Но чем радушнее становился хозяин, тем хуже себя чувствовал и больше злился гость. «Почему я терплю такое? — думал Смыков. — Тыкает, руки на плечи положил, а я вроде даже не решаюсь их сбросить». Он резко пошевелил плечами, и Бельмесов тотчас с готовностью принял руки, сунул в карманы куртки.
— Не нахожу, — медленно, сквозь зубы, проговорил Смыков. — Не потрудитесь ли объяснить причины, по которым отказываетесь прийти на избирательный участок.
Он говорил трудно, с усилием. При радушии, все равно, искреннем или нет, его слова звучали грубо и неуместно. Они противоречили тому намерению, с которым он ехал сюда. Он хотел мягко, по-дружески побеседовать с чего-то недопонявшим рубакой, бывшим офицером, инвалидом войны, товарищем по оружию. Ему хотелось все объяснить по-человечески.
Но по-человечески не получалось. Не в силах был Смыков говорить по-человечески. Сам Бельмесов ну совсем не походил ни на бывшего рубаку, ни на инвалида войны. Вот если бы кто-нибудь сказал, что перед ним стоит бывалый, тертый проходимец, Смыков охотно бы поверил такой характеристике.
«Чего мне его агитировать? — размышлял Смыков. — Он не хуже меня во всем разбирается. И делать мне здесь нечего. Не хочет голосовать — ну и черт с ним!»
— Ну, зачем же так официально! — мягко укорил Бельмесов. — Сейчас мы все обсудим. Маша, подбрось нам коньячку.

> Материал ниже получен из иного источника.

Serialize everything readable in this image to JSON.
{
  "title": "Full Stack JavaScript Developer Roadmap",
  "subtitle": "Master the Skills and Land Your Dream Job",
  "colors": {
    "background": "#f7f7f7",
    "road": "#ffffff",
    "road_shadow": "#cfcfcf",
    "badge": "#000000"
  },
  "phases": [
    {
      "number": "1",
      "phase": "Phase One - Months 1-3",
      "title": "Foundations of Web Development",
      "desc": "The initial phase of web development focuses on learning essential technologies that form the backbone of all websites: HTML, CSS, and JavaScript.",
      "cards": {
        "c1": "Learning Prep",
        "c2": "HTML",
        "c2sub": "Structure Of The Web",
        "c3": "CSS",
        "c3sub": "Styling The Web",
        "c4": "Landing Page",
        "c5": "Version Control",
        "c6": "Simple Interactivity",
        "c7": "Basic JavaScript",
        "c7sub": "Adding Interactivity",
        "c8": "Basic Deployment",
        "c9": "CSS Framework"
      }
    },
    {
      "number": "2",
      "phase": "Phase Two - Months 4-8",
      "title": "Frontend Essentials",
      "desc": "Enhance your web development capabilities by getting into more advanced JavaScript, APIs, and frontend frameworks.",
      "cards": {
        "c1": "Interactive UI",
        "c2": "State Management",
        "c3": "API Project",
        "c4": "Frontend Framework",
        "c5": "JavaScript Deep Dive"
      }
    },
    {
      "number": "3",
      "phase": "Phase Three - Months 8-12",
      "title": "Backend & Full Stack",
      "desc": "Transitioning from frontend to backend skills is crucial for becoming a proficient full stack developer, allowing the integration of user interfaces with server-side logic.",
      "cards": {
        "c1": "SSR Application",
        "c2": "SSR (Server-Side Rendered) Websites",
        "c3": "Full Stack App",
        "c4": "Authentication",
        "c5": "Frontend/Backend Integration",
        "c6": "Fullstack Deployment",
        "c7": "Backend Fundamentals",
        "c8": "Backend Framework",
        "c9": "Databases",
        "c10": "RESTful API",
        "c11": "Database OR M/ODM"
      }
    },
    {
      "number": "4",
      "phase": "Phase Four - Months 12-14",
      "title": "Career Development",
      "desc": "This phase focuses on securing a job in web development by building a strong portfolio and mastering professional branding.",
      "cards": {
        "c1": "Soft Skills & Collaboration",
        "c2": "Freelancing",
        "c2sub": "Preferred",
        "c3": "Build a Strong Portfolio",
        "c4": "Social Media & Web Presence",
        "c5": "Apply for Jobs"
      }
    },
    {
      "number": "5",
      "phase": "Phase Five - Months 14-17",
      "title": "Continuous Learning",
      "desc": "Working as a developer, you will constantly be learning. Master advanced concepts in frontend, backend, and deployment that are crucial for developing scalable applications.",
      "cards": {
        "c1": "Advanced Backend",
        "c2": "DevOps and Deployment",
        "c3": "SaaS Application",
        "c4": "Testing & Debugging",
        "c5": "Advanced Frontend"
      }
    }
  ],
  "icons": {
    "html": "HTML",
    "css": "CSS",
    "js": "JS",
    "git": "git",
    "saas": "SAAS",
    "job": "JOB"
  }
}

— Начинается! — другим, недовольным и грубым голосом отозвалась Маша. Не было уже той певучести и ласки, которые так поразили Смыкова, когда он входил.
Она стояла у порога и, потряхивая, сбрасывала с ног те самые калоши, которые называются азиатскими. Видимо, они только для того и служили, чтобы в них выходить во двор. «Кто она ему? — спросил себя Смыков. — Жена? Домработница? Родственница? Сама-то хоть проголосовала? Надо было узнать на избирательном…»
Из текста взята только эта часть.